Дело было не в зависти. Дело было в самой Вале. В том, что она не могла так заразительно, счастливо смеяться, рассказывая подруге о Тенгизе, в том, что, в отличие от Верки, ей некуда было спешить. А еще в том, что она невероятно, смертельно устала от притворства.

В этот вечер Валя наврала Тенгизу, что хочет навестить Евгению Гавриловну, а сама поехала к Зое Васильевне. Поехала без звонка, ей хотелось нагрянуть сюрпризом. Однако сюрприза не получилось — дверь открыл муж Зои Васильевны и сообщил, что та в больнице с инфарктом. Вид у него был жалкий и потерянный, об его ноги терся, грустно поскуливая, рыжеватый, бесхвостый фокстерьер — оба болезненно переживали отсутствие хозяйки. Валя немного посидела с ними, приготовила на скорую руку ужин, сбегала за мясом для пса. Потом на мобильный ей начал трезвонить Тенгиз, предлагая забрать ее от тетки на машине. Вале хотелось не видеть его сегодня как можно дольше, но делать было нечего. Они уговорились встретиться возле универсама и встретились. Тенгиз отвез ее домой, и там Валя, впервые за все это время, не выдержала, сорвалась, накричала на него из-за какого-то пустяка. Потом закрылась в ванной и долго ревела, пустив воду на полную мощность.

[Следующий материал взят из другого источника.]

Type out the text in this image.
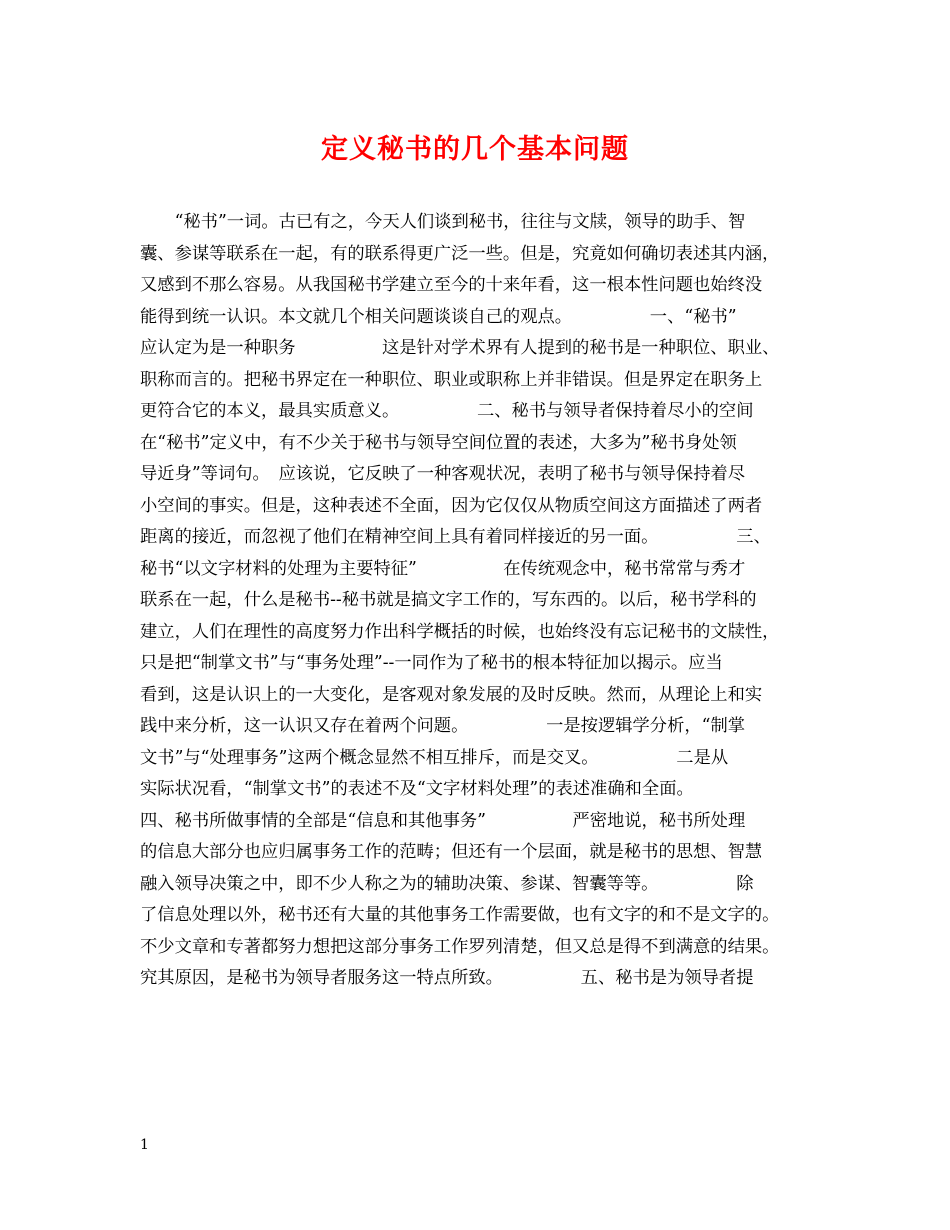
定义秘书的几个基本问题
　　“秘书”一词。古已有之，今天人们谈到秘书，往往与文牍，领导的助手、智
囊、参谋等联系在一起，有的联系得更广泛一些。但是，究竟如何确切表述其内涵，
又感到不那么容易。从我国秘书学建立至今的十来年看，这一根本性问题也始终没
能得到统一认识。本文就几个相关问题谈谈自己的观点。　　　　　一、“秘书”
应认定为是一种职务　　　　　这是针对学术界有人提到的秘书是一种职位、职业、
职称而言的。把秘书界定在一种职位、职业或职称上并非错误。但是界定在职务上
更符合它的本义，最具实质意义。　　　　　二、秘书与领导者保持着尽小的空间
在“秘书”定义中，有不少关于秘书与领导空间位置的表述，大多为”秘书身处领
导近身”等词句。　应该说，它反映了一种客观状况，表明了秘书与领导保持着尽
小空间的事实。但是，这种表述不全面，因为它仅仅从物质空间这方面描述了两者
距离的接近，而忽视了他们在精神空间上具有着同样接近的另一面。　　　　　三、
秘书“以文字材料的处理为主要特征”　　　　　在传统观念中，秘书常常与秀才
联系在一起，什么是秘书--秘书就是搞文字工作的，写东西的。以后，秘书学科的
建立，人们在理性的高度努力作出科学概括的时候，也始终没有忘记秘书的文牍性，
只是把“制掌文书”与“事务处理”--一同作为了秘书的根本特征加以揭示。应当
看到，这是认识上的一大变化，是客观对象发展的及时反映。然而，从理论上和实
践中来分析，这一认识又存在着两个问题。　　　　　一是按逻辑学分析，“制掌
文书”与“处理事务”这两个概念显然不相互排斥，而是交叉。　　　　　二是从
实际状况看，“制掌文书”的表述不及“文字材料处理”的表述准确和全面。
四、秘书所做事情的全部是“信息和其他事务”　　　　　严密地说，秘书所处理
的信息大部分也应归属事务工作的范畴；但还有一个层面，就是秘书的思想、智慧
融入领导决策之中，即不少人称之为的辅助决策、参谋、智囊等等。　　　　　除
了信息处理以外，秘书还有大量的其他事务工作需要做，也有文字的和不是文字的。
不少文章和专著都努力想把这部分事务工作罗列清楚，但又总是得不到满意的结果。
究其原因，是秘书为领导者服务这一特点所致。　　　　　五、秘书是为领导者提
1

Тенгиз, стоя за дверью, упрашивал ее выйти или хотя бы объяснить, в чем дело. Валя не отвечала, и постепенно он тоже завелся, стал говорить на повышенных тонах, пару раз долбанул в дверь кулаком. Потом в коридоре стало тихо.

Когда Валя наконец успокоилась и, опухшая от слез, вернулась в спальню, Тенгиз валялся на кровати в обнимку с коньячной фляжкой. Лицо его было красным, взгляд бессмысленно блуждал по потолку.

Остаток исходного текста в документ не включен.